Publié le Vendredi 15 novembre 2024 à 15h00.

Carcasse. Une enquête sur les routes de sang, d’Émilie Fenaughty

Éditions Marchialy, 200 pages, 20 euros.

Jeune autrice et journaliste française, Émilie Fenaughty part sur les routes du bétail mondialisé. Elle paye de sa personne, pour une enquête en live auprès de quelques femmes et hommes engagéEs dans la lutte pour le bien-être animal.

Les routes de sang...

L’élevage industriel, l’extrême rationalisation économique de la production de viande pour les populations du monde, provoque l’absurde ballet des camions, des bateaux conçus ou convertis en bétaillères.
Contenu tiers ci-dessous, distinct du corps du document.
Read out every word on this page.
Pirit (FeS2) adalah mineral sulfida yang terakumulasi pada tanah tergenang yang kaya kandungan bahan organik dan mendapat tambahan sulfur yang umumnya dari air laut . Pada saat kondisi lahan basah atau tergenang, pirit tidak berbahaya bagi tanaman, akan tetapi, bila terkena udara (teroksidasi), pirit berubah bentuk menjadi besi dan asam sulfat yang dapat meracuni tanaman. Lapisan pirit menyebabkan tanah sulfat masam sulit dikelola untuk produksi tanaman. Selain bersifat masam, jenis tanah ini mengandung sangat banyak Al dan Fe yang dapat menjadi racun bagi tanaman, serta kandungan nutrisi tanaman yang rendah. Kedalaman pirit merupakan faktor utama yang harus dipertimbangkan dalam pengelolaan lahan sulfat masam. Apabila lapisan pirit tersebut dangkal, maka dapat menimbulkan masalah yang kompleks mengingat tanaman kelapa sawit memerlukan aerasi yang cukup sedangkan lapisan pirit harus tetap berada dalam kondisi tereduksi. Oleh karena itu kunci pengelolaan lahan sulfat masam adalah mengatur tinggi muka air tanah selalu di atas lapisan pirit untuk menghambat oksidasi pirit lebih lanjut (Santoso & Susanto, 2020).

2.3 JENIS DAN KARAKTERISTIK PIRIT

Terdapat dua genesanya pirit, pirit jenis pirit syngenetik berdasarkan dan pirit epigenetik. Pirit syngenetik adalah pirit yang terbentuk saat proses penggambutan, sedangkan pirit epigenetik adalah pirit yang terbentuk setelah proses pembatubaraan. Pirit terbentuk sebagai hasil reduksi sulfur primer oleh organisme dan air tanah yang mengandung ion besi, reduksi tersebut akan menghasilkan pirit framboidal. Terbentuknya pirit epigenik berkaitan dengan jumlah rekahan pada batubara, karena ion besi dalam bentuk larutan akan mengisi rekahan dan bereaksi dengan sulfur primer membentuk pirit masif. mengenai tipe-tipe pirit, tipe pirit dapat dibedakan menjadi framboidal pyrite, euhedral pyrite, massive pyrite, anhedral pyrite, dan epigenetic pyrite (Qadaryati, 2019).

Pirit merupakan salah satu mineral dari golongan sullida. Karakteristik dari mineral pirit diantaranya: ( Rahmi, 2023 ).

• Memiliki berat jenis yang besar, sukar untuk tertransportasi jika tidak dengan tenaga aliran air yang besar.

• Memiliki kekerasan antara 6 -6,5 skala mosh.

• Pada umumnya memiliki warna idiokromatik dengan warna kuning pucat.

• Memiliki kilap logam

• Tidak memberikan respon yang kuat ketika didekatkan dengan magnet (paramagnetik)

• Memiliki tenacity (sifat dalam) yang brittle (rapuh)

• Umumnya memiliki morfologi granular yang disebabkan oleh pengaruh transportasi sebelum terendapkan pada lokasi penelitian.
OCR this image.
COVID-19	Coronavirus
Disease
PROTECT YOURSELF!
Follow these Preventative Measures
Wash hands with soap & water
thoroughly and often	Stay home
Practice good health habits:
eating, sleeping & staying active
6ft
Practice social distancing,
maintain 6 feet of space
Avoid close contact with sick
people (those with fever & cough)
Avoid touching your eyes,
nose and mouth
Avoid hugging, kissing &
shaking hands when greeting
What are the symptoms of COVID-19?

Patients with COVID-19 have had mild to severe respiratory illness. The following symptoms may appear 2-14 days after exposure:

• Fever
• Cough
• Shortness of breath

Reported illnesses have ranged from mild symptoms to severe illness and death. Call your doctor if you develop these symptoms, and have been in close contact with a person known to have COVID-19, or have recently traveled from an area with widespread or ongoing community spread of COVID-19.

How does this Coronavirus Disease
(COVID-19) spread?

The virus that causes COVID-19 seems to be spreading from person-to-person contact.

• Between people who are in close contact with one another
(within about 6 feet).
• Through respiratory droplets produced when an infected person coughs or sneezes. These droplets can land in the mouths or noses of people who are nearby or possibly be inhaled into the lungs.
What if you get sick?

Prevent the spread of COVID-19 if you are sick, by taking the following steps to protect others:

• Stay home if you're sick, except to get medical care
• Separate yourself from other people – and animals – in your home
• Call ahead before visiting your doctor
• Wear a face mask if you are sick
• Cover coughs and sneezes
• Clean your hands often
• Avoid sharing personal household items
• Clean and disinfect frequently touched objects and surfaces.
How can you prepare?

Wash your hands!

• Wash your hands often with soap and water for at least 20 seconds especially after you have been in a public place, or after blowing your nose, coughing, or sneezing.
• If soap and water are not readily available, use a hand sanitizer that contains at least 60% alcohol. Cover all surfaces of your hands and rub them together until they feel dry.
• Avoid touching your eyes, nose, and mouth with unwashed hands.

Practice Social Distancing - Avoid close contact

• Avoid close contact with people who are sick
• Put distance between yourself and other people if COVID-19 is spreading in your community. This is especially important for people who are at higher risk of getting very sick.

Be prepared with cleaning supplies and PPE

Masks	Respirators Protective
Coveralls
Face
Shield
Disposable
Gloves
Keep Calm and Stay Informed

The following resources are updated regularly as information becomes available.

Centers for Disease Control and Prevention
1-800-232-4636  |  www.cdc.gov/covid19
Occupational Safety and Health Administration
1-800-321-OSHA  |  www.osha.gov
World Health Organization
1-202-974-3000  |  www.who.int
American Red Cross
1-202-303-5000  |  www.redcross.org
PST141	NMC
Les animaux— ­poulets, veaux, chevreaux, porcs — peuvent naître dans un endroit, être engraissés dans un autre pays, être abattus encore ailleurs, et ainsi parcourir des milliers de kilomètres dans des conditions matérielles ­dramatiques. 

Quand ça se passe très loin — en dehors de l’Europe — il n’y a guère de règles, et quand il y en a, comme ici au sein de l’UE, elles sont souvent peu et mal respectées. C’est ce que s’attachent à montrer les permanentEs et bénévoles de grandes associations telles que EonA (Eyes on Animal), Robin des bois, L214, ou encore EFI (Ethical Farmer Ireland).

Pour ce faire, sont montées des opérations de traçage impliquant des associations de plusieurs pays, qui permettent de documenter via un déploiement de matériel photo et vidéo les déplacements des bétaillères au travers de l’Europe, de l’Irlande à la Turquie, de vérifier les temps de route qui doivent donner lieu à des pauses, le nourrissage des animaux et leur abreuvement. Les manquements constatés sont signalés aux autorités européennes... Ce n’est pas de tout repos, ni sans risques d’accrochages avec des éleveurs, des chauffeurs, des marchands, la police.

Petits contes macabres...

L’ouvrage est un récit à la première personne (du singulier comme du pluriel) d’une journaliste qui s’implique sur son terrain, et n’hésite pas à se mouiller. Elle nous donne à voir le combat contre des formes ordinaires de la barbarie engendrée par la recherche du profit maximum, sans manichéisme, sans ­jugement, sans moralisme... 

Par contre, son écrit dit à quel point elle est touchée par la détresse et la souffrance des animaux concernés par ce marché morbide. Elle l’exprime au travers d’un artifice narratif, ponctuant son récit de « petits contes macabres » inspirés de faits réels documentés par les associations qui mettent en mots humains des expériences au cours desquelles des animaux non humains ont été confrontés à l’indifférence, à la brutalité, à la violence d’animaux inhumains ! Pour finir sur une note positive, le dernier conte est tout de même une « petite histoire d’espoir ».